The Loqui Corpus will be released for public distribution at the close of the project.
During July and August of 2006 (prior to the current NSF award), Rebecca J. Passonneau and Esther Levin recorded approximately 175 telephone dialogues at the Andrew Heiskell Braille and Talking Book Library of New York City, under IRB protocol AAAB8075 from the Columbia University Morningside IRB. The calls were placed by patrons of the library, or their representatives (such as a spouse or social worker making a call for a patron). The calls were taken by one of several librarians on duty at the Heiskell Library Readers Adviser desk.
Between March, 2008 and April 2009, eighty-two of the calls were used to create the human-human segment of the Loqui corpus, based on their content and audio quality. All calls in this subset pertain to book orders. The digitized recordings were transcribed, and utterances were aligned with the speech signal, using Transcriber, a speech trannscription tool available from Sourceforge.net. The transcriptions and audiofiles were edited to replace all personal identifying information. Names, phone numbers, and spellings of names were replaced in the transription with tags; the relevant intervals of the audio file were replaced with spoken tags of the same duration (e.g., "patron first name").
Forty-eight of the eighty-two dialogues in the Loqui Human-Human corpus were annotated. The annotation scheme, developed by Rebecca Passonneau and Owen Rambow, consists of Dialogue Function Units (DFUs), which are intended to represent abstract units of interaction. It builds on our previous work in intention-based segmentation (Passonneau and Litman, 1997), and on mixing a formal schema with natural language descriptions (Nenkova et al., 2007).
The annotators worked from a combination of the transcription and the audio. Three annotators were trained together, annotated up to a dozen dialogues independently, then discussed, adjudicated and merged ten of them. During this phase, the annotation guidelines were refined and revised. One of the three annotators subsequently annotated 38 additional dialogues.

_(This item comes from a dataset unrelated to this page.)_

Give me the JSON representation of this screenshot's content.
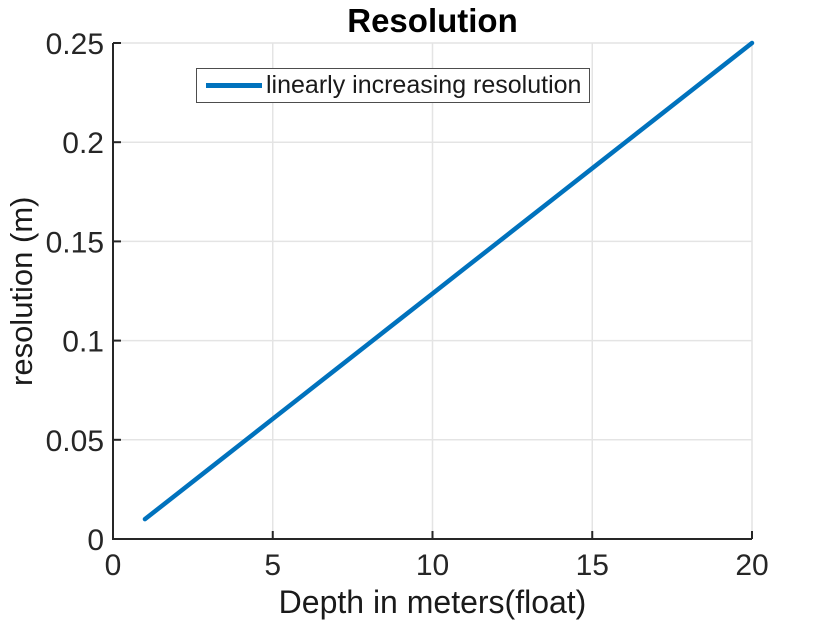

Our unit of annotation is the DFU. DFUs have an extent, a dialogue act (DA) label along with a description, and possibly one or more forward and/or backward links. For further details, see (Hu, Passonneau and Rambow, 2009).
Our transcription guidelines were created to instruct our undergraduates in conventions for transribing our spoken, digitized corpus, and for aligning the transcript with the audio signal.